In some embodiments of the present invention, the raw material to be extracted is Chenopodium formosanum, and the active ingredient is selected from the group consisting of betalain, betaxanthin, polyphenol, flavonoid and combinations thereof. Preferably, the homogenization in step (2) is conducted at a normal temperature or a temperature ranging from 80° C. to 90° C.

In some embodiments of the present invention, the raw material to be extracted is a black tomato, and the active ingredient is anthocyanidin.

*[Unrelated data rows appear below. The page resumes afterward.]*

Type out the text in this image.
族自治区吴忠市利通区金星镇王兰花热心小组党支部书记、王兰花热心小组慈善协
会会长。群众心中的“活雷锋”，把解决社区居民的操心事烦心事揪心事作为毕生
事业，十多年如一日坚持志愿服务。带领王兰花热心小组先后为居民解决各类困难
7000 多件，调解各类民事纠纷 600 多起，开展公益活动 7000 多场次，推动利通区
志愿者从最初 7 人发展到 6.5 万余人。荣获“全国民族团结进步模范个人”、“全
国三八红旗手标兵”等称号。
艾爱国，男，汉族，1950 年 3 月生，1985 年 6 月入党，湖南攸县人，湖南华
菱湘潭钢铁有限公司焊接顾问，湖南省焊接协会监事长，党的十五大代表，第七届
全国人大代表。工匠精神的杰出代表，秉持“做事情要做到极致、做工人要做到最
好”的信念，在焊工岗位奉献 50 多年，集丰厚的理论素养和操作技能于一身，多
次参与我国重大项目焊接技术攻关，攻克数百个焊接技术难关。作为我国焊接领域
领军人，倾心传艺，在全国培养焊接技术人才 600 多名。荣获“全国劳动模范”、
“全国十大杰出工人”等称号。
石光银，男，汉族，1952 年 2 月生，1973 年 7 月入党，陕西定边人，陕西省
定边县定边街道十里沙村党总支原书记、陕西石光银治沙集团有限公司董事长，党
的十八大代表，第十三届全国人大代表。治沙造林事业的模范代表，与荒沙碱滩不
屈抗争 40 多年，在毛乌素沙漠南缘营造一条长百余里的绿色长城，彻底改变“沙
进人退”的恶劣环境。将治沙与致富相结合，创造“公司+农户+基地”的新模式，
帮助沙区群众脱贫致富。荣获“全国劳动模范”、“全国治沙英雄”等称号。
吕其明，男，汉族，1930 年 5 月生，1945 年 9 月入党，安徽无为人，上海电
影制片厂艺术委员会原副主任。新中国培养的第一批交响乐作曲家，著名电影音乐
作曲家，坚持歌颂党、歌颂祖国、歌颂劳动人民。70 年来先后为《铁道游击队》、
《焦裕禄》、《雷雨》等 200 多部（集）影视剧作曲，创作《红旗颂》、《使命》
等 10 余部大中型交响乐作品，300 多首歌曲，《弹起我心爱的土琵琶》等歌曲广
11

Preferably, the homogenization in step (2) is conducted at a temperature ranging from 35° C. to 45° C.

In some embodiments of the present invention, the raw material to be extracted is a banana peel, and the active ingredient is serotonin. Preferably, the homogenization in step (2) is conducted at a temperature ranging from 80° C. to 90° C.

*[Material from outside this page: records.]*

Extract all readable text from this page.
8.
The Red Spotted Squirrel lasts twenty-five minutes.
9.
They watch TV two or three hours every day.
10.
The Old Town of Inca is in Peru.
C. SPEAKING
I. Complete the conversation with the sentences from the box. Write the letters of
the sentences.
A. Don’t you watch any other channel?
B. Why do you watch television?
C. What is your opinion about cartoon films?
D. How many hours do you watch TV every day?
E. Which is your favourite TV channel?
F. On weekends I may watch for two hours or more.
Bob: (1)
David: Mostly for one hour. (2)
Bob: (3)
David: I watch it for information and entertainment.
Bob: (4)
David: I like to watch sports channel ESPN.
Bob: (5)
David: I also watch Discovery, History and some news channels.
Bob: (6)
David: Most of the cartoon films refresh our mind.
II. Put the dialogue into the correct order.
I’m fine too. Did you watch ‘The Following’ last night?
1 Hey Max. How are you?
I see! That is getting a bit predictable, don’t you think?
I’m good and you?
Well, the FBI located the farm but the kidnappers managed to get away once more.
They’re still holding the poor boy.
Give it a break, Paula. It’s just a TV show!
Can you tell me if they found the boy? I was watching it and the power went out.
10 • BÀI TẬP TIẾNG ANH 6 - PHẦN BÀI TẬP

In some embodiments of the present invention, the method further comprises, before step (1), breaking the raw material to be extracted.

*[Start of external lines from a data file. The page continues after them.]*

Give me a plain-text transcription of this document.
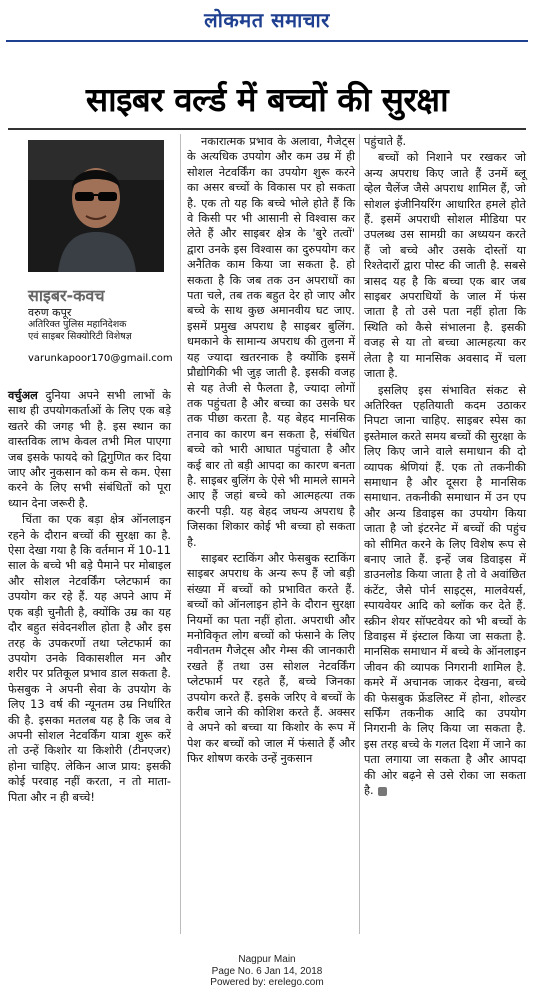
लोकमत समाचार
साइबर वर्ल्ड में बच्चों की सुरक्षा
साइबर-कवच
वरुण कपूर
अतिरिक्त पुलिस महानिदेशक
एवं साइबर सिक्योरिटी विशेषज्ञ
varunkapoor170@gmail.com

वर्चुअल दुनिया अपने सभी लाभों के साथ ही उपयोगकर्ताओं के लिए एक बड़े खतरे की जगह भी है. इस स्थान का वास्तविक लाभ केवल तभी मिल पाएगा जब इसके फायदे को द्विगुणित कर दिया जाए और नुकसान को कम से कम. ऐसा करने के लिए सभी संबंधितों को पूरा ध्यान देना जरूरी है.

चिंता का एक बड़ा क्षेत्र ऑनलाइन रहने के दौरान बच्चों की सुरक्षा का है. ऐसा देखा गया है कि वर्तमान में 10-11 साल के बच्चे भी बड़े पैमाने पर मोबाइल और सोशल नेटवर्किंग प्लेटफार्म का उपयोग कर रहे हैं. यह अपने आप में एक बड़ी चुनौती है, क्योंकि उम्र का यह दौर बहुत संवेदनशील होता है और इस तरह के उपकरणों तथा प्लेटफार्म का उपयोग उनके विकासशील मन और शरीर पर प्रतिकूल प्रभाव डाल सकता है. फेसबुक ने अपनी सेवा के उपयोग के लिए 13 वर्ष की न्यूनतम उम्र निर्धारित की है. इसका मतलब यह है कि जब वे अपनी सोशल नेटवर्किंग यात्रा शुरू करें तो उन्हें किशोर या किशोरी (टीनएजर) होना चाहिए. लेकिन आज प्राय: इसकी कोई परवाह नहीं करता, न तो माता-पिता और न ही बच्चे!

नकारात्मक प्रभाव के अलावा, गैजेट्स के अत्यधिक उपयोग और कम उम्र में ही सोशल नेटवर्किंग का उपयोग शुरू करने का असर बच्चों के विकास पर हो सकता है. एक तो यह कि बच्चे भोले होते हैं कि वे किसी पर भी आसानी से विश्वास कर लेते हैं और साइबर क्षेत्र के 'बुरे तत्वों' द्वारा उनके इस विश्वास का दुरुपयोग कर अनैतिक काम किया जा सकता है. हो सकता है कि जब तक उन अपराधों का पता चले, तब तक बहुत देर हो जाए और बच्चे के साथ कुछ अमानवीय घट जाए. इसमें प्रमुख अपराध है साइबर बुलिंग. धमकाने के सामान्य अपराध की तुलना में यह ज्यादा खतरनाक है क्योंकि इसमें प्रौद्योगिकी भी जुड़ जाती है. इसकी वजह से यह तेजी से फैलता है, ज्यादा लोगों तक पहुंचता है और बच्चा का उसके घर तक पीछा करता है. यह बेहद मानसिक तनाव का कारण बन सकता है, संबंधित बच्चे को भारी आघात पहुंचाता है और कई बार तो बड़ी आपदा का कारण बनता है. साइबर बुलिंग के ऐसे भी मामले सामने आए हैं जहां बच्चे को आत्महत्या तक करनी पड़ी. यह बेहद जघन्य अपराध है जिसका शिकार कोई भी बच्चा हो सकता है.

साइबर स्टाकिंग और फेसबुक स्टाकिंग साइबर अपराध के अन्य रूप हैं जो बड़ी संख्या में बच्चों को प्रभावित करते हैं. बच्चों को ऑनलाइन होने के दौरान सुरक्षा नियमों का पता नहीं होता. अपराधी और मनोविकृत लोग बच्चों को फंसाने के लिए नवीनतम गैजेट्स और गेम्स की जानकारी रखते हैं तथा उस सोशल नेटवर्किंग प्लेटफार्म पर रहते हैं, बच्चे जिनका उपयोग करते हैं. इसके जरिए वे बच्चों के करीब जाने की कोशिश करते हैं. अक्सर वे अपने को बच्चा या किशोर के रूप में पेश कर बच्चों को जाल में फंसाते हैं और फिर शोषण करके उन्हें नुकसान

पहुंचाते हैं.

बच्चों को निशाने पर रखकर जो अन्य अपराध किए जाते हैं उनमें ब्लू व्हेल चैलेंज जैसे अपराध शामिल हैं, जो सोशल इंजीनियरिंग आधारित हमले होते हैं. इसमें अपराधी सोशल मीडिया पर उपलब्ध उस सामग्री का अध्ययन करते हैं जो बच्चे और उसके दोस्तों या रिश्तेदारों द्वारा पोस्ट की जाती है. सबसे त्रासद यह है कि बच्चा एक बार जब साइबर अपराधियों के जाल में फंस जाता है तो उसे पता नहीं होता कि स्थिति को कैसे संभालना है. इसकी वजह से या तो बच्चा आत्महत्या कर लेता है या मानसिक अवसाद में चला जाता है.

इसलिए इस संभावित संकट से अतिरिक्त एहतियाती कदम उठाकर निपटा जाना चाहिए. साइबर स्पेस का इस्तेमाल करते समय बच्चों की सुरक्षा के लिए किए जाने वाले समाधान की दो व्यापक श्रेणियां हैं. एक तो तकनीकी समाधान है और दूसरा है मानसिक समाधान. तकनीकी समाधान में उन एप और अन्य डिवाइस का उपयोग किया जाता है जो इंटरनेट में बच्चों की पहुंच को सीमित करने के लिए विशेष रूप से बनाए जाते हैं. इन्हें जब डिवाइस में डाउनलोड किया जाता है तो वे अवांछित कंटेंट, जैसे पोर्न साइट्स, मालवेयर्स, स्पायवेयर आदि को ब्लॉक कर देते हैं. स्क्रीन शेयर सॉफ्टवेयर को भी बच्चों के डिवाइस में इंस्टाल किया जा सकता है. मानसिक समाधान में बच्चे के ऑनलाइन जीवन की व्यापक निगरानी शामिल है. कमरे में अचानक जाकर देखना, बच्चे की फेसबुक फ्रेंडलिस्ट में होना, शोल्डर सर्फिंग तकनीक आदि का उपयोग निगरानी के लिए किया जा सकता है. इस तरह बच्चे के गलत दिशा में जाने का पता लगाया जा सकता है और आपदा की ओर बढ़ने से उसे रोका जा सकता है.

Nagpur Main
Page No. 6 Jan 14, 2018
Powered by: erelego.com
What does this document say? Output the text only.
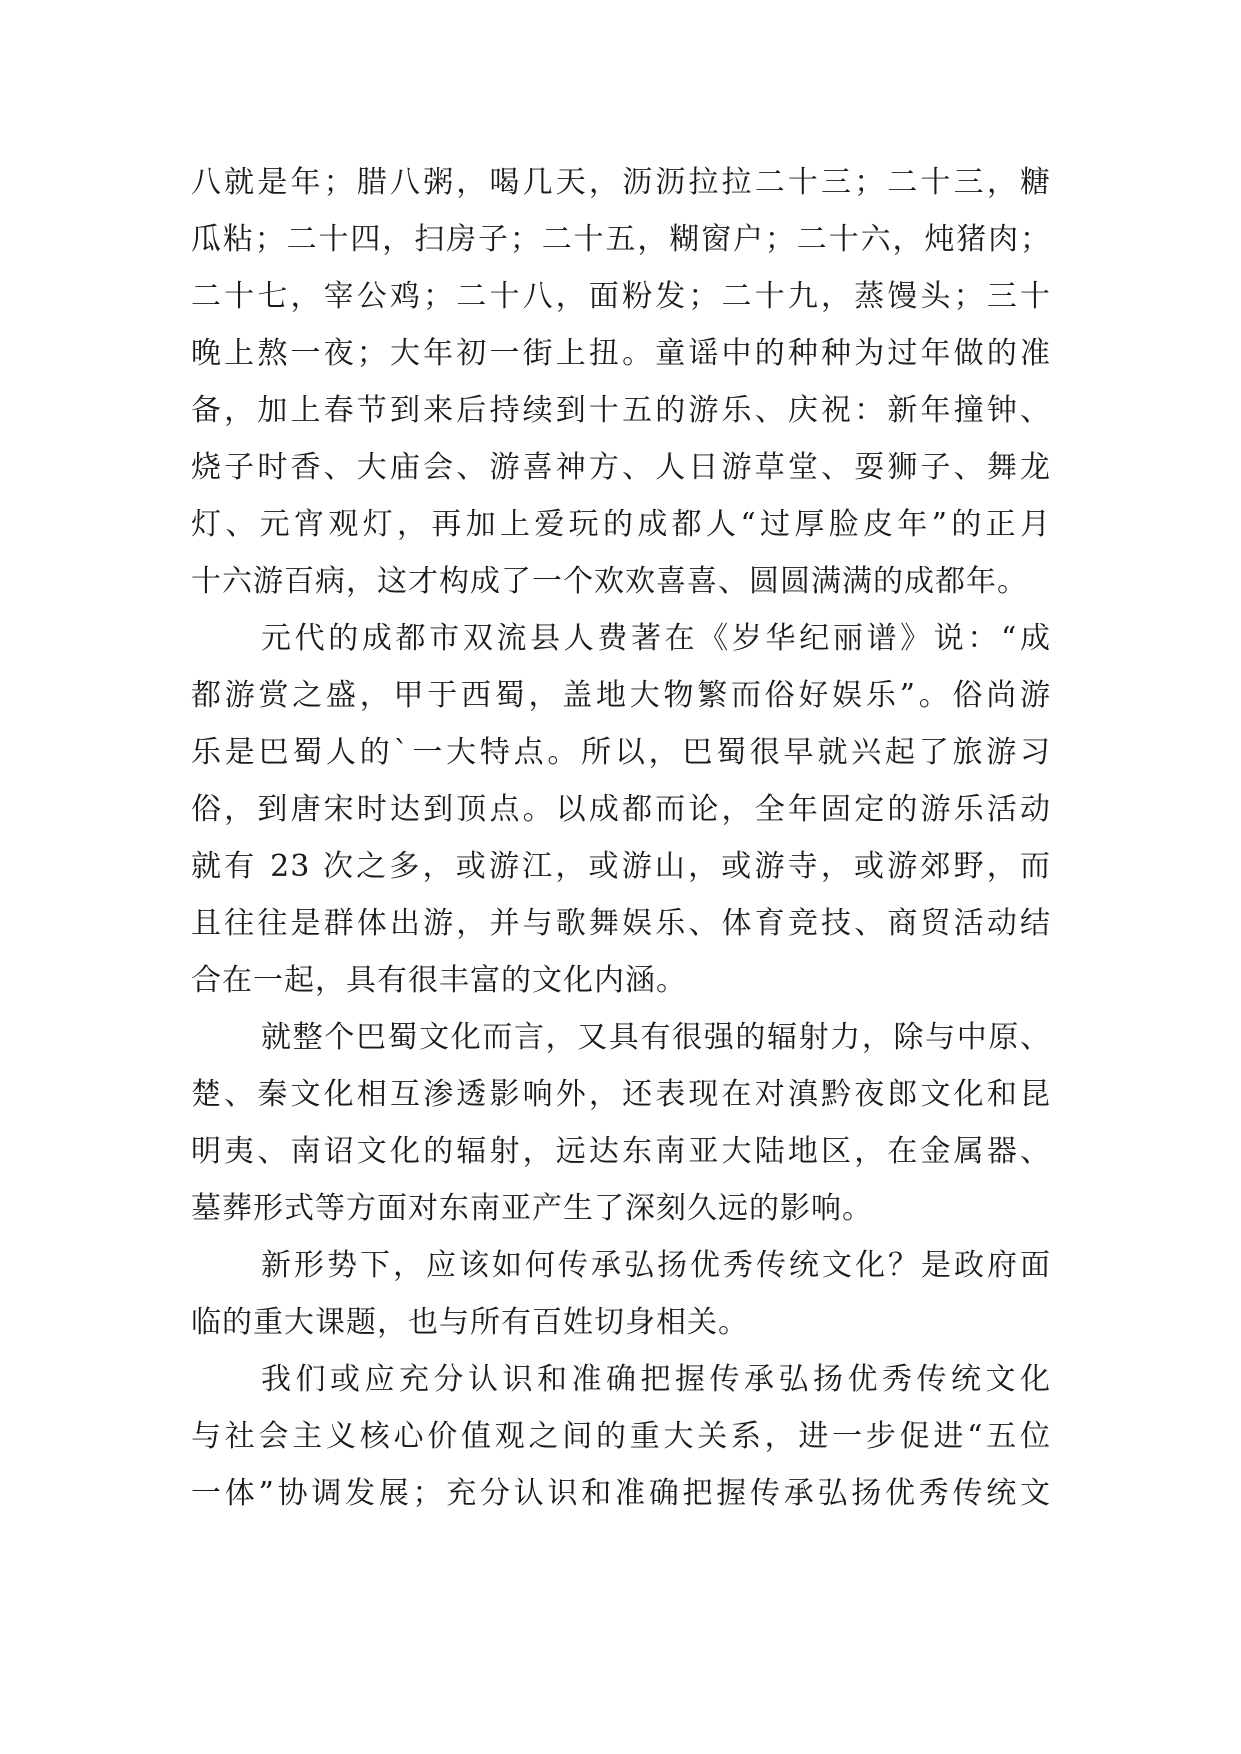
八就是年；腊八粥，喝几天，沥沥拉拉二十三；二十三，糖
瓜粘；二十四，扫房子；二十五，糊窗户；二十六，炖猪肉；
二十七，宰公鸡；二十八，面粉发；二十九，蒸馒头；三十
晚上熬一夜；大年初一街上扭。童谣中的种种为过年做的准
备，加上春节到来后持续到十五的游乐、庆祝：新年撞钟、
烧子时香、大庙会、游喜神方、人日游草堂、耍狮子、舞龙
灯、元宵观灯，再加上爱玩的成都人“过厚脸皮年”的正月
十六游百病，这才构成了一个欢欢喜喜、圆圆满满的成都年。
元代的成都市双流县人费著在《岁华纪丽谱》说：“成
都游赏之盛，甲于西蜀，盖地大物繁而俗好娱乐”。俗尚游
乐是巴蜀人的`一大特点。所以，巴蜀很早就兴起了旅游习
俗，到唐宋时达到顶点。以成都而论，全年固定的游乐活动
就有 23 次之多，或游江，或游山，或游寺，或游郊野，而
且往往是群体出游，并与歌舞娱乐、体育竞技、商贸活动结
合在一起，具有很丰富的文化内涵。
就整个巴蜀文化而言，又具有很强的辐射力，除与中原、
楚、秦文化相互渗透影响外，还表现在对滇黔夜郎文化和昆
明夷、南诏文化的辐射，远达东南亚大陆地区，在金属器、
墓葬形式等方面对东南亚产生了深刻久远的影响。
新形势下，应该如何传承弘扬优秀传统文化？是政府面
临的重大课题，也与所有百姓切身相关。
我们或应充分认识和准确把握传承弘扬优秀传统文化
与社会主义核心价值观之间的重大关系，进一步促进“五位
一体”协调发展；充分认识和准确把握传承弘扬优秀传统文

In some embodiments of the present invention, the method further comprises, before step (3), sieving the homogenate by using a sieve with 20 mesh to 400 mesh.

In some embodiments of the present invention, the aqueous solvent is water.

To render the above objectives, technical features, and advantages of the present invention more apparent, the present invention will be described in detail with reference to some embodiments hereinafter.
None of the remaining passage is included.